XIII

Anda, vou-te mostrar a terra

dos teus pais, avós, antepassados

tão antigos que os podes escolher.

Este aqui é noé, de barba por fazer;

meteu na arca puro e impuro, bem e mal,

inventou o vinho, homem melhor

da sua geração ( não é grande elogio ),

teve filhos, netos, é de crer que morreu.

Estoutro, não sei bem, era pirata na malásia.

Vês as colinas? São tuas, quando

as olhas a direito. Realmente tuas,

parte de um mundo teu.

Sim, isso são filosofias,

tens razão. ( E tem graça ao ter razão ).

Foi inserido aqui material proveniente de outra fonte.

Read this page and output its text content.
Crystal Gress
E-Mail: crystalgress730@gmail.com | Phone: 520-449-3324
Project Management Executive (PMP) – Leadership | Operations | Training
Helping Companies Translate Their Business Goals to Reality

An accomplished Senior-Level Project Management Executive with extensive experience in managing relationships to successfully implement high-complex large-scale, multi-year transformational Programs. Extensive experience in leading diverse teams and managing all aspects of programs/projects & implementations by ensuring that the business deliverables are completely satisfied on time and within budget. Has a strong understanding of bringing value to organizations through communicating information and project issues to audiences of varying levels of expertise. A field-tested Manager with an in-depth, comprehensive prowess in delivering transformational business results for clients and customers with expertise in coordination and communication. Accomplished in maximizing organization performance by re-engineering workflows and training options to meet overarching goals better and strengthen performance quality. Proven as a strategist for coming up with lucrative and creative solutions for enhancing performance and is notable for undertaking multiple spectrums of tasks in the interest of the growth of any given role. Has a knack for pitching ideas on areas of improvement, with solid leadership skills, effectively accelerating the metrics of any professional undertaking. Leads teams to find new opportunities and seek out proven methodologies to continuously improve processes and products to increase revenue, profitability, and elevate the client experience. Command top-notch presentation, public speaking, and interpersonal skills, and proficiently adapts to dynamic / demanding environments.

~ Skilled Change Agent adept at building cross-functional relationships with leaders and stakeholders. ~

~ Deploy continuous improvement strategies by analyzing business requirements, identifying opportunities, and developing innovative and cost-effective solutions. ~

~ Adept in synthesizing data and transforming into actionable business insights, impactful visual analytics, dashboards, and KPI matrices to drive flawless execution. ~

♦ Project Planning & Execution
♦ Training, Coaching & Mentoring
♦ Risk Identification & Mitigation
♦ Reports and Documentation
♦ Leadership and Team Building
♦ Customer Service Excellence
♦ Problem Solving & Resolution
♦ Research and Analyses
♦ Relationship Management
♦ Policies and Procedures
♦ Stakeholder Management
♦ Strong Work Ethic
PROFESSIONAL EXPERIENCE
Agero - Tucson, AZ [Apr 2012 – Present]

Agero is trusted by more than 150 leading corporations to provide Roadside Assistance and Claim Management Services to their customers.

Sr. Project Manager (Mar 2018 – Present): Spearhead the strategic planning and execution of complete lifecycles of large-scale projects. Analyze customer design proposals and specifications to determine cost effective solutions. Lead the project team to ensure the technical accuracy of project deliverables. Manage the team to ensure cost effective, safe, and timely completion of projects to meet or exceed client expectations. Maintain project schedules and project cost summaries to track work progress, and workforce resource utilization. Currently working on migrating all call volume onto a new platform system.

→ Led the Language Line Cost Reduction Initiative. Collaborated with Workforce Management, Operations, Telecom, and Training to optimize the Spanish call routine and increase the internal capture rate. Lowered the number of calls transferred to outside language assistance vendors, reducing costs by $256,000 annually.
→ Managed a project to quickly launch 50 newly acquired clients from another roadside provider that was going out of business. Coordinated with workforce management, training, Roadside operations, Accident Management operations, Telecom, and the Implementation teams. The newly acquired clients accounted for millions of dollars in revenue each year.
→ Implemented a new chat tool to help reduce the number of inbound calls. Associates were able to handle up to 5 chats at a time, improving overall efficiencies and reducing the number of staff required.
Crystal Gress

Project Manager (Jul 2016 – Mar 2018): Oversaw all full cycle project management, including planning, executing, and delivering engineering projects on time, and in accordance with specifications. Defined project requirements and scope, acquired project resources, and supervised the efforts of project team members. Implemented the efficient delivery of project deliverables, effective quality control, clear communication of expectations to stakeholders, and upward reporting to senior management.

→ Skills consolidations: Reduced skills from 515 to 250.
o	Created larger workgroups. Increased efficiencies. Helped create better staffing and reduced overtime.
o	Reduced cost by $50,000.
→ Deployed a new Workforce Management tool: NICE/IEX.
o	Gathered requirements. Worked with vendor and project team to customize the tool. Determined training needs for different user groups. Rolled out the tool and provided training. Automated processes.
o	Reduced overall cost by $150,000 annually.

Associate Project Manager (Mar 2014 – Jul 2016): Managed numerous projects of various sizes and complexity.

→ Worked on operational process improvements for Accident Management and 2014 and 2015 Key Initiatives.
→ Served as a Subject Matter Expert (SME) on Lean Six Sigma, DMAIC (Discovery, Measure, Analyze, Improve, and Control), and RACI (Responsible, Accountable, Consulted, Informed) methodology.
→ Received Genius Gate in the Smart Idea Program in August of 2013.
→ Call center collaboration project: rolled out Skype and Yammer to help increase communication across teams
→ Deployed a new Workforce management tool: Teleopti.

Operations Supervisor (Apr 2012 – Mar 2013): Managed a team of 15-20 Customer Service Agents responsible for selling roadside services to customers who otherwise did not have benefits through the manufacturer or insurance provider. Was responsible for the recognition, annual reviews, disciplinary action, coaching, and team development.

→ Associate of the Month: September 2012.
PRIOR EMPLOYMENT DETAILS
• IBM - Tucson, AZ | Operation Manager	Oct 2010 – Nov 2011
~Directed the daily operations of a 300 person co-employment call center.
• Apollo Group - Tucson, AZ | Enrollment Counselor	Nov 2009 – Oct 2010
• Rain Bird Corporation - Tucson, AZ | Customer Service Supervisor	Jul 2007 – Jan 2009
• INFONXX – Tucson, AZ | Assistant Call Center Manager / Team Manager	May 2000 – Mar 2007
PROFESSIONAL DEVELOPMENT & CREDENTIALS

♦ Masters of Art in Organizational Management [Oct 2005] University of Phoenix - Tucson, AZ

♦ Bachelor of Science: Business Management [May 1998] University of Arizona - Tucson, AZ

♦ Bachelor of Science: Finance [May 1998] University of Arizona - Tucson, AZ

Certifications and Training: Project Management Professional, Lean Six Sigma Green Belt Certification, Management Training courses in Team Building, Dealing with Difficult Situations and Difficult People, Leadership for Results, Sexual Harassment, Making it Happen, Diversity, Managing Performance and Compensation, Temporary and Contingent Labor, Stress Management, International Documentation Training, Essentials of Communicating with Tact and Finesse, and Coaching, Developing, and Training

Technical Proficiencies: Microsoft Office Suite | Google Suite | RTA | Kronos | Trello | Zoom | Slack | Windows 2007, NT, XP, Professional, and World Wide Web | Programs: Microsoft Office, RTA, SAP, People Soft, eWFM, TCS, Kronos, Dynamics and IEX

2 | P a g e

Anda daí, vou mostrar-te o colete de forças

onde era costume, sabes, tratar casos assim.

 

António Franco Alexandre, Quatro Caprichos, Lisboa, Assírio & Alvim.


António Franco Alexandre


«Depende dos dias, às vezes detesto-os todos, 
às vezes gosto de todos...»
António Franco Alexandre, acerca de Quatro Caprichos

Nasceu em Viseu em 1944.
Estudou Matemática em vários países estrangeiros, fazendo investigação nessa área. Desde 1975 é professor de Filosofia na  Faculdade de Letras da Universidade de Lisboa. Poeta significativo da actual poesia portuguesa, estreou-se na década de 60, apesar de apenas na década seguinte se ter afirmado com  um «discurso centralmente inovador», como o considerou Joaquim Manuel Magalhães, exemplo de uma prática de efeitos intelectuais e de meios semânticos a que se junta uma certa técnica  de distanciação narrativa. Herdou as diversificadas experiências de linguagem poética pós-poesia 61.
Da sua obra destacam-se Poemas (1996), reunindo a obra já publicada e alguns poemas inéditos, e Quatros Caprichos (1999), prémio APE de Poesia.